We All Scream for Ice Cream

Since I wrote my last post on competence, something has happened to remind me that competence is the precursor of high quality, and incompetence leads to low quality.

My wife and daughter and son-in-law went together to buy me a gift for Father's Day: a White Mountain hand-crank ice cream maker. We like home-made ice cream, and we make a fair amount of it. Historically, the White Mountain ice cream makers have been regarded as the best. Expensive, but reputed the best.

So, yesterday evening we went over to my daughter's, and the box was put in front of me. I opened it, we put it together, ingredients were mixed and I started cranking. That's when the trouble started.

It's a simple machine; you turn the crank, the gear on the end of the shaft turns two other gears which rotate the canister in one direction and the dasher in the opposite direction, while the ice and salt in the outer wooden bucket lowers the temperature of the mix.

But on this one, as I cranked, the gears kept jamming. Crank a couple of turns, jam. Back it up, crank half a turn, jam again. Eventually I figured out that if I pushed in on the crank, hard, while turning the handle it would go a little longer before jamming again. Forget any ideas about the kids helping crank the thing.

Then, after about fifteen minutes of disjointed cranking, the ice cream began to thicken a little bit (not done, just beginning to stiffen) and the gears started to slip, between jams.

We finally got out my daughter's old machine, transferred the ice cream mix and ice to it(minus some metal particles that had gotten into the ice cream) and finished it while my son-in-law and I tried to figure out what was wrong with the White Mountain.

The first thing we noticed was that the gears were rough castings, coated with a finish, but no lubrication (and no, the instruction book did not say to grease the gears during our assembly). They were also fitted together very loosely, and did not mesh tightly together. There was a lot of slop in the gear box. There was also a lot of slop where the dasher shaft came through the canister top, about a 3/4" hole in the top for a shaft about 9/16" in diameter, which is how the metal particles from the gears got into the ice cream. Even the wooden bucket was not that well made; my grandfather was a cooper (barrel maker) for Seagram's, and over the years I have learned at least enough about his trade to spot whether such work is done well or not.

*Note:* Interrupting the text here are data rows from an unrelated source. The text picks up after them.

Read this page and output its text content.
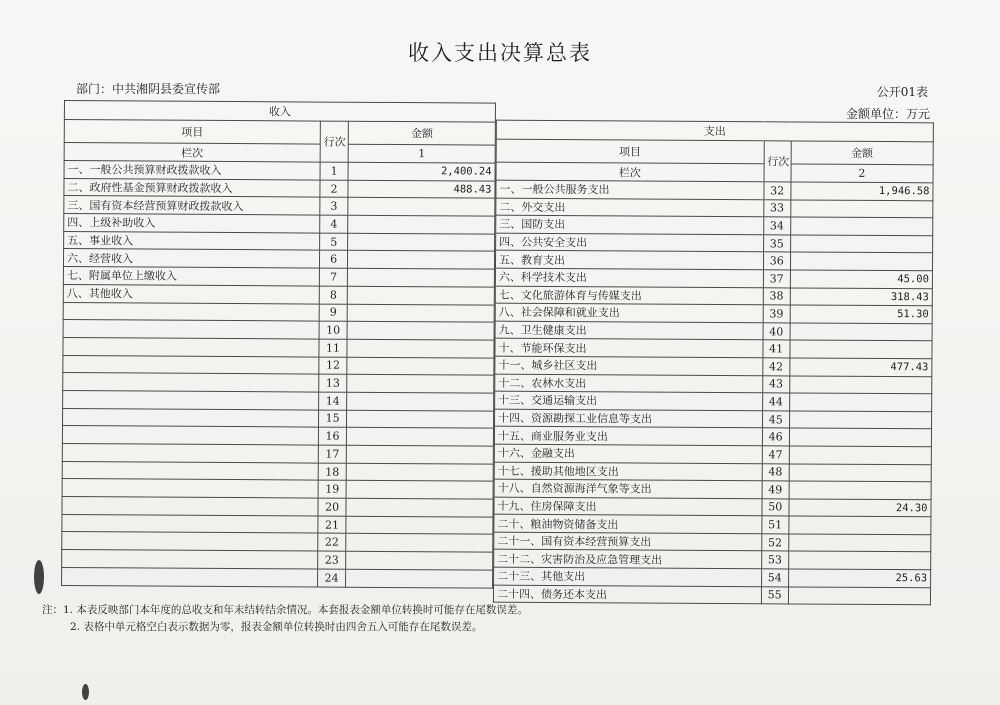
收入支出决算总表
部门：中共湘阴县委宣传部	公开01表
金额单位：万元
收入		
项目	行次	金额
栏次		1
一、一般公共预算财政拨款收入	1	2,400.24
二、政府性基金预算财政拨款收入	2	488.43
三、国有资本经营预算财政拨款收入	3	
四、上级补助收入	4	
五、事业收入	5	
六、经营收入	6	
七、附属单位上缴收入	7	
八、其他收入	8	
	9	
	10	
	11	
	12	
	13	
	14	
	15	
	16	
	17	
	18	
	19	
	20	
	21	
	22	
	23	
	24	
支出		
项目	行次	金额
栏次		2
一、一般公共服务支出	32	1,946.58
二、外交支出	33	
三、国防支出	34	
四、公共安全支出	35	
五、教育支出	36	
六、科学技术支出	37	45.00
七、文化旅游体育与传媒支出	38	318.43
八、社会保障和就业支出	39	51.30
九、卫生健康支出	40	
十、节能环保支出	41	
十一、城乡社区支出	42	477.43
十二、农林水支出	43	
十三、交通运输支出	44	
十四、资源勘探工业信息等支出	45	
十五、商业服务业支出	46	
十六、金融支出	47	
十七、援助其他地区支出	48	
十八、自然资源海洋气象等支出	49	
十九、住房保障支出	50	24.30
二十、粮油物资储备支出	51	
二十一、国有资本经营预算支出	52	
二十二、灾害防治及应急管理支出	53	
二十三、其他支出	54	25.63
二十四、债务还本支出	55	
注：1. 本表反映部门本年度的总收支和年末结转结余情况。本套报表金额单位转换时可能存在尾数误差。
2. 表格中单元格空白表示数据为零，报表金额单位转换时由四舍五入可能存在尾数误差。
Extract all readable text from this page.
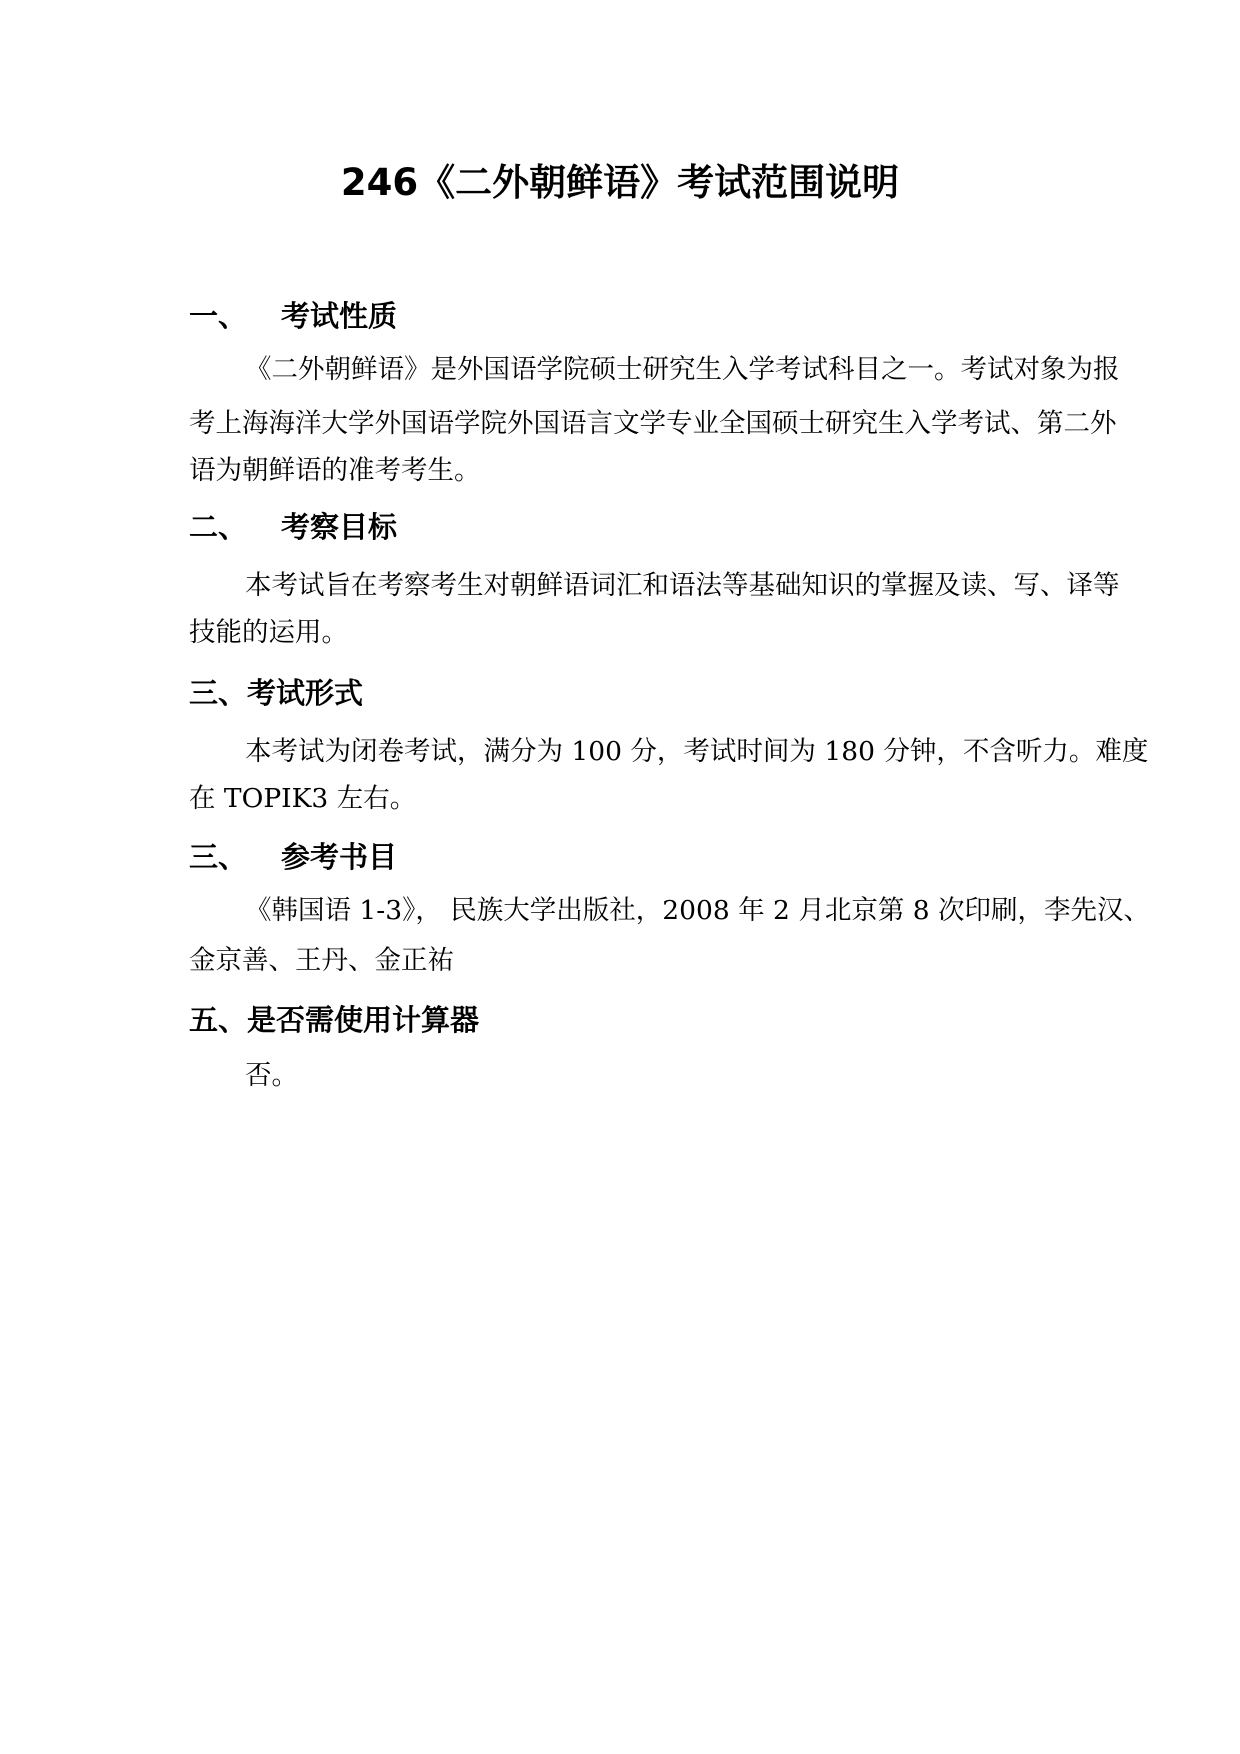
246《二外朝鲜语》考试范围说明
一、 考试性质
《二外朝鲜语》是外国语学院硕士研究生入学考试科目之一。考试对象为报
考上海海洋大学外国语学院外国语言文学专业全国硕士研究生入学考试、第二外
语为朝鲜语的准考考生。
二、 考察目标
本考试旨在考察考生对朝鲜语词汇和语法等基础知识的掌握及读、写、译等
技能的运用。
三、考试形式
本考试为闭卷考试，满分为 100 分，考试时间为 180 分钟，不含听力。难度
在 TOPIK3 左右。
三、 参考书目
《韩国语 1-3》， 民族大学出版社，2008 年 2 月北京第 8 次印刷，李先汉、
金京善、王丹、金正祐
五、是否需使用计算器
否。
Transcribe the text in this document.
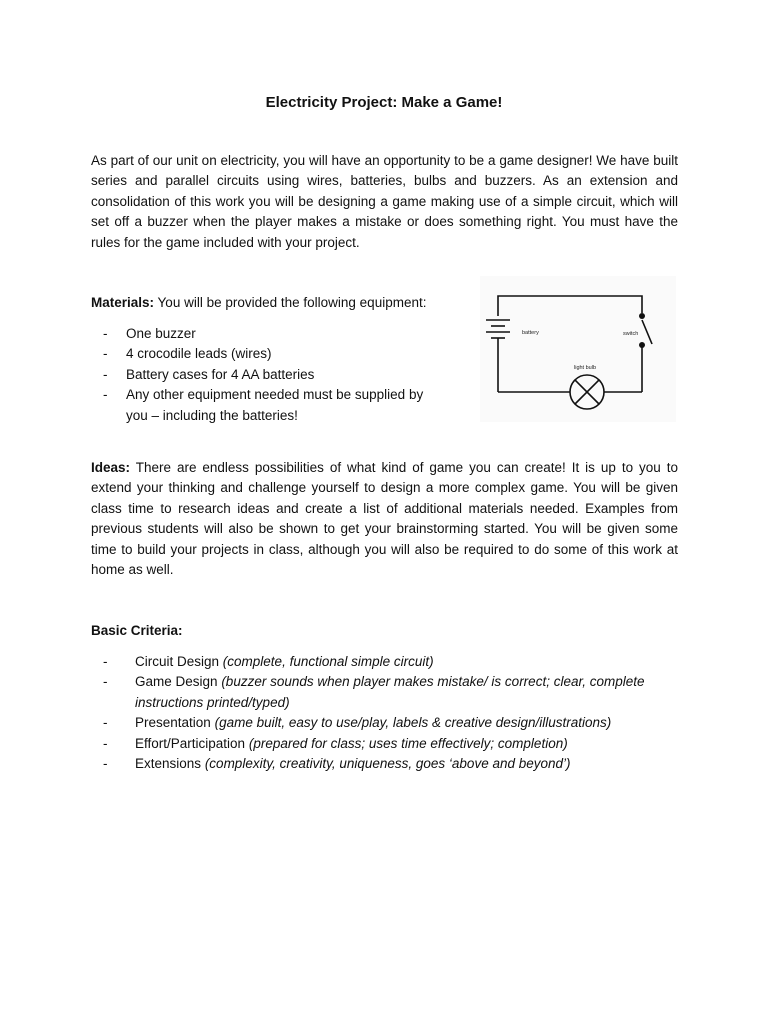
Electricity Project: Make a Game!

As part of our unit on electricity, you will have an opportunity to be a game designer! We have built series and parallel circuits using wires, batteries, bulbs and buzzers. As an extension and consolidation of this work you will be designing a game making use of a simple circuit, which will set off a buzzer when the player makes a mistake or does something right. You must have the rules for the game included with your project.

Materials: You will be provided the following equipment:

- One buzzer
- 4 crocodile leads (wires)
- Battery cases for 4 AA batteries
- Any other equipment needed must be supplied by you – including the batteries!
battery	switch
light bulb

Ideas: There are endless possibilities of what kind of game you can create! It is up to you to extend your thinking and challenge yourself to design a more complex game. You will be given class time to research ideas and create a list of additional materials needed. Examples from previous students will also be shown to get your brainstorming started. You will be given some time to build your projects in class, although you will also be required to do some of this work at home as well.

Basic Criteria:

- Circuit Design (complete, functional simple circuit)
- Game Design (buzzer sounds when player makes mistake/ is correct; clear, complete instructions printed/typed)
- Presentation (game built, easy to use/play, labels & creative design/illustrations)
- Effort/Participation (prepared for class; uses time effectively; completion)
- Extensions (complexity, creativity, uniqueness, goes ‘above and beyond’)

We finished the ice cream in the old machine, ate it all, and came home. I got online and started looking up "White Mountain Hand Crank Ice Cream Machine Problems", and found our experience was not unique. There were a number of glowing recommendations, but there were also a number of complaints. One of the glowing reviews that seemed to come up on every site was from a person who had had a White Mountain for twenty-three years. But most of the negative reviews seemed to be from people who had bought one in the last four or five years. The problems seemed to be of three major types: leaky wooden buckets, metal shavings in the ice cream, and the gears jamming and slipping.

White Mountain is an old company, dating back to the 1850s in New England. But like many other companies I have seen, the ownership has changed repeatedly in the last fifty years or so. The booklet in the box was marked "Holmes Group, Inc." Holmes is a maker of portable electric heaters, fans, and air cleaners. But the invoice from the online retailer called it a "Rival White Mountain" model. It turns out that both of these companies are owned by an organization called Jarden, which owns both Rival and Sunbeam, Holmes, Coleman and a batch of other producers of sporting goods, small appliances, smoke alarms, playing cards, and all sorts of unrelated things.

The old White Mountain ice cream makers were made in New England. Mine had no markings anywhere on it to say where any part was made, but there was a small item on the carton, "Assembled in the U.S.A. from Foreign and Domestic Components."

So we have yet another instance of a product from this country with a good reputation for quality that has gone down the drain. Forget about craftsmanship; just order parts from various countries (whoever is cheapest), slap them together and ship them out. And don't bother with testing the product; as long as it goes together, ship it out to the retailers.

This is not just individual incompetence; it is corporate incompetence, at all levels. The product reviewers who had tried to get the company to honor the "Five year warranty" had problems getting the parts to fix their machines, too. This is not a complicated machine, and they are charging a premium price for it. They are living on their past reputation, and it is beginning to fade.

I am not going to frustrate myself dealing with the warranty. We have a return authorization from the retailer, and I am going to send it back. It will cost us for shipping, and a restocking fee, but will probably avoid a lot of frustration. And in the future I will do what I can to avoid buying any products from Jarden and its subsidiaries.

1 comment:

ded said...

What flavor was your ice cream?

You've described an all too common reality. Planned obsolescence has become mass produced junk.